The best solution to knowledge-based situations is to be found in a good understanding of the situation, which in most cases also translates into an appropriate conceptual model. In complex cases, help is needed, and here is where good cooperative problem-solving skills and tools are required. Sometimes, good procedural manuals (paper or electronic) will do the job, especially if critical observations can be used to arrive at the relevant procedures to follow. A more powerful approach is to develop intelligent computer systems, using good search and appropriate reasoning techniques (artificial-intelligence decision-making and problem-solving). The difficulties here are in establishing the interaction of the people with the automation: human teams and automated systems have to be thought of as collaborative, cooperative systems. Instead, they are often built by assigning the tasks that machines can do to the machines and leaving the humans to do the rest. This usually means that machines do the parts that are easy for people, but when the problems become complex, which is precisely when people could use assistance, that is when the machines usually fail. (I discuss this problem extensively in The Design of Future Things.)
MEMORY-LAPSE MISTAKES
Memory lapses can lead to mistakes if the memory failure leads to forgetting the goal or plan of action. A common cause of the lapse is an interruption that leads to forgetting the evaluation of the current state of the environment. These lead to mistakes, not slips, because the goals and plans become wrong. Forgetting earlier evaluations often means remaking the decision, sometimes erroneously.
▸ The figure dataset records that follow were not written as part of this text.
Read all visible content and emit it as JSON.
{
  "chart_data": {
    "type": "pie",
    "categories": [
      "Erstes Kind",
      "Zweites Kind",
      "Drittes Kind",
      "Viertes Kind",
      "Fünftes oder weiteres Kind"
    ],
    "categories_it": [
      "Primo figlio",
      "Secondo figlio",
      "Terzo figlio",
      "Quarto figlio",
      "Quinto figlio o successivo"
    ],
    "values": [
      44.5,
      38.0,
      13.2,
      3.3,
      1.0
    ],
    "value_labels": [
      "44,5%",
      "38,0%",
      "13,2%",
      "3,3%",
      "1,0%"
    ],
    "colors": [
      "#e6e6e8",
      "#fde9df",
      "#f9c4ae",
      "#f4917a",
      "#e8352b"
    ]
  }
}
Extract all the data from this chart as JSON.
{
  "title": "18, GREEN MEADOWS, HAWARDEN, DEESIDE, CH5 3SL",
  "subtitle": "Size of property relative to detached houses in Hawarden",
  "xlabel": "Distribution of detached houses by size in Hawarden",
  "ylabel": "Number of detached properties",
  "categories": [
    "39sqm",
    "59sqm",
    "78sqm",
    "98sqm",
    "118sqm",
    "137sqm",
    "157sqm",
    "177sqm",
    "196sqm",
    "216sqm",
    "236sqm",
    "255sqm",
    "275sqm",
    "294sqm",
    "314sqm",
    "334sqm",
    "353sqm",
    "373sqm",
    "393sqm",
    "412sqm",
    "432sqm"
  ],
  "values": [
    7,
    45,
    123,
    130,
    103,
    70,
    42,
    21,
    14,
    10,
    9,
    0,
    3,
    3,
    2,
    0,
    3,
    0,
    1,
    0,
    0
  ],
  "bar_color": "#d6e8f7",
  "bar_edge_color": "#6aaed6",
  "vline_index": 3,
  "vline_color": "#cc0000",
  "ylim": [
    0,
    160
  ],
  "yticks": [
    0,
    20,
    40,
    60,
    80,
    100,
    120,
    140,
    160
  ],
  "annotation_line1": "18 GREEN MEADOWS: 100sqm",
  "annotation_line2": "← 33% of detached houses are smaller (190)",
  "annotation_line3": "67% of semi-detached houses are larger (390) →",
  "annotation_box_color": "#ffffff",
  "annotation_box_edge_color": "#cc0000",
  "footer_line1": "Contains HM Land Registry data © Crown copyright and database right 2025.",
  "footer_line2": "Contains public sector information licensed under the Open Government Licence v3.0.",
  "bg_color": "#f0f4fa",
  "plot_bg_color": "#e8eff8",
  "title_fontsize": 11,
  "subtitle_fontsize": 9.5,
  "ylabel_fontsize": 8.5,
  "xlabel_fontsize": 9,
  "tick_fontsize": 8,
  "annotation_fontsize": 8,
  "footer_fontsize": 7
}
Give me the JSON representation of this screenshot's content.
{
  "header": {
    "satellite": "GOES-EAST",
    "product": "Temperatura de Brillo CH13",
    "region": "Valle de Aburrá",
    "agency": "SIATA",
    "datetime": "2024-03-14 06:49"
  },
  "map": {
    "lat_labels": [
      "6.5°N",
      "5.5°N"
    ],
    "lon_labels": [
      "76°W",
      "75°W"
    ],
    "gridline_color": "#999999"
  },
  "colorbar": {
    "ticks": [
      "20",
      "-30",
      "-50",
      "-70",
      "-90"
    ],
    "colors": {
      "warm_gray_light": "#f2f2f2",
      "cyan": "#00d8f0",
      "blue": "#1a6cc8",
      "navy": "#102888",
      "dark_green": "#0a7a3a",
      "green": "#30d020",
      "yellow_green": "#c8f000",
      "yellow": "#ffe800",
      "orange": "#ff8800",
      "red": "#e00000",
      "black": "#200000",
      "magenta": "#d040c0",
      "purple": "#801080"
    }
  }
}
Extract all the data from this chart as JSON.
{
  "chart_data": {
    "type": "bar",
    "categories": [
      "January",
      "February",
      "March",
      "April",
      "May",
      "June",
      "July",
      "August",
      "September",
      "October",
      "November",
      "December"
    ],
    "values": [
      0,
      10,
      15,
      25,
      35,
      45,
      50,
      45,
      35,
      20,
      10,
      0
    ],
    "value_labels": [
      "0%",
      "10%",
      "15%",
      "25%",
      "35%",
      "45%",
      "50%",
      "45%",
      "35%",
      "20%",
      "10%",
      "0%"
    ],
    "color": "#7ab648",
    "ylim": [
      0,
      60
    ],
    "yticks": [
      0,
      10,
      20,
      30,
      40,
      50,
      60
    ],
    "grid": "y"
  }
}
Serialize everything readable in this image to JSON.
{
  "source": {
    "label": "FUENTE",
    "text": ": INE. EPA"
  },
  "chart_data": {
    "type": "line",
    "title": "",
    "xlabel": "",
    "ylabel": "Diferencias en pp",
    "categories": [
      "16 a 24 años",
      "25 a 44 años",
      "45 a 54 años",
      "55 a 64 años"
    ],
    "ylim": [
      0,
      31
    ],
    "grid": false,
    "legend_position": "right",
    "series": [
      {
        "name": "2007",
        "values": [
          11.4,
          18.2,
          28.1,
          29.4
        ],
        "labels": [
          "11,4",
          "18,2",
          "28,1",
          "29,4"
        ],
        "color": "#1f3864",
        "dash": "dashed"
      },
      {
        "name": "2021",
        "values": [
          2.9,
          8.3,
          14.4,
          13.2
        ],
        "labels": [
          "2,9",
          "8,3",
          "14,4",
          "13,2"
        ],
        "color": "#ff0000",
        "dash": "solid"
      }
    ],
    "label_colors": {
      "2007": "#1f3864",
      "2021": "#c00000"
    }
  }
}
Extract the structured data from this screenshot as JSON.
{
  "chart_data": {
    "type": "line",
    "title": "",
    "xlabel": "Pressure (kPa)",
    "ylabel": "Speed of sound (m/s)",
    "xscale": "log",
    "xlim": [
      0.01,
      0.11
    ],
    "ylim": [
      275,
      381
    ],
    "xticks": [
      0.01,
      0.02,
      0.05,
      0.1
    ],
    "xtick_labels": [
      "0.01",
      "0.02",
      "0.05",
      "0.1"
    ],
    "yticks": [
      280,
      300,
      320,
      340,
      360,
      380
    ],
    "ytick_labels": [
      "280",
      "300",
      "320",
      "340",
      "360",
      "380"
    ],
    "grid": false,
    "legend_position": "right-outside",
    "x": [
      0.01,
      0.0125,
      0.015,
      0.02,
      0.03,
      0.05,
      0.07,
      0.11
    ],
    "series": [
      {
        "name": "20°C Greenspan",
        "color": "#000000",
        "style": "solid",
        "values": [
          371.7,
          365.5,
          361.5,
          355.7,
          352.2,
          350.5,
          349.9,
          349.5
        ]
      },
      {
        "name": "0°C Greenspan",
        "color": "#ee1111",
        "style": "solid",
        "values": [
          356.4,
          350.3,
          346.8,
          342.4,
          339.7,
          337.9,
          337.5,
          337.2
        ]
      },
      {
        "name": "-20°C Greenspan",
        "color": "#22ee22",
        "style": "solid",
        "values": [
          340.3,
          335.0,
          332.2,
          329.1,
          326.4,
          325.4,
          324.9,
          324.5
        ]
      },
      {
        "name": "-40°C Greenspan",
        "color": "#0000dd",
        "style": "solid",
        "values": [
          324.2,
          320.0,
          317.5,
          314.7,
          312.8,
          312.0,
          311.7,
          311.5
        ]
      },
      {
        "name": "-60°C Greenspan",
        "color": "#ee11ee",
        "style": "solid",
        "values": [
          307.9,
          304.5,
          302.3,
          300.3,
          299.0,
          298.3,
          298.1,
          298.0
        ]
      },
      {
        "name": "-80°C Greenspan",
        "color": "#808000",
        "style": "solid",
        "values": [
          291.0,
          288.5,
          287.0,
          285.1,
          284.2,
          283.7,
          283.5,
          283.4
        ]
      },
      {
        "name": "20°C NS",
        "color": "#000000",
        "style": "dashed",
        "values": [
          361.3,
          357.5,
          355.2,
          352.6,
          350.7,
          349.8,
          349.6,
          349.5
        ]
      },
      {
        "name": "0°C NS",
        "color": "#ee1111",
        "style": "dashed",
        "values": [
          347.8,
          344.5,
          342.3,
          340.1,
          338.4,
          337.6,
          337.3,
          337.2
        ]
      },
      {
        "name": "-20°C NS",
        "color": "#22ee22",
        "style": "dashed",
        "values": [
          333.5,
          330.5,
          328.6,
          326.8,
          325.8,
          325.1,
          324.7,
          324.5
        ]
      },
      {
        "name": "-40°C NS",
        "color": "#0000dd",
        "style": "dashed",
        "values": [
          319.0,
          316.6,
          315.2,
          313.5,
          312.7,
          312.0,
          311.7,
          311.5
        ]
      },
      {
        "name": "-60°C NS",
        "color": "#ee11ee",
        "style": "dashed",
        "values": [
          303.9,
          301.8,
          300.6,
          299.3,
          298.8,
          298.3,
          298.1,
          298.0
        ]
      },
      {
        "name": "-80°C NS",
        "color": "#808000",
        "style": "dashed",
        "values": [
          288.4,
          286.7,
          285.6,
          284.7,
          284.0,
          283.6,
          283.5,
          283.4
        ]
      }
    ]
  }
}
The design cures for memory-lapse mistakes are the same as for memory-lapse slips: ensure that all the relevant information is continuously available. The goals, plans, and current evaluation of the system are of particular importance and should be continually available. Far too many designs eliminate all signs of these items once they have been made or acted upon. Once again, the designer should assume that people will be interrupted during their activities and that they may need assistance in resuming their operations.
Social and Institutional Pressures
A subtle issue that seems to figure in many accidents is social pressure. Although at first it may not seem relevant to design, it has strong
influence on everyday behavior. In industrial settings, social pressures can lead to misinterpretation, mistakes, and accidents. To understand human error, it is essential to understand social pressure.
Complex problem-solving is required when one is faced with knowledge-based problems. In some cases, it can take teams of people days to understand what is wrong and the best ways to respond. This is especially true of situations where mistakes have been made in the diagnosis of the problem. Once the mistaken diagnosis is made, all information from then on is interpreted from the wrong point of view. Appropriate reconsiderations might only take place during team turnover, when new people come into the situation with a fresh viewpoint, allowing them to form different interpretations of the events. Sometimes just asking one or more of the team members to take a few hours’ break can lead to the same fresh analysis (although it is understandably difficult to convince someone who is battling an emergency situation to stop for a few hours).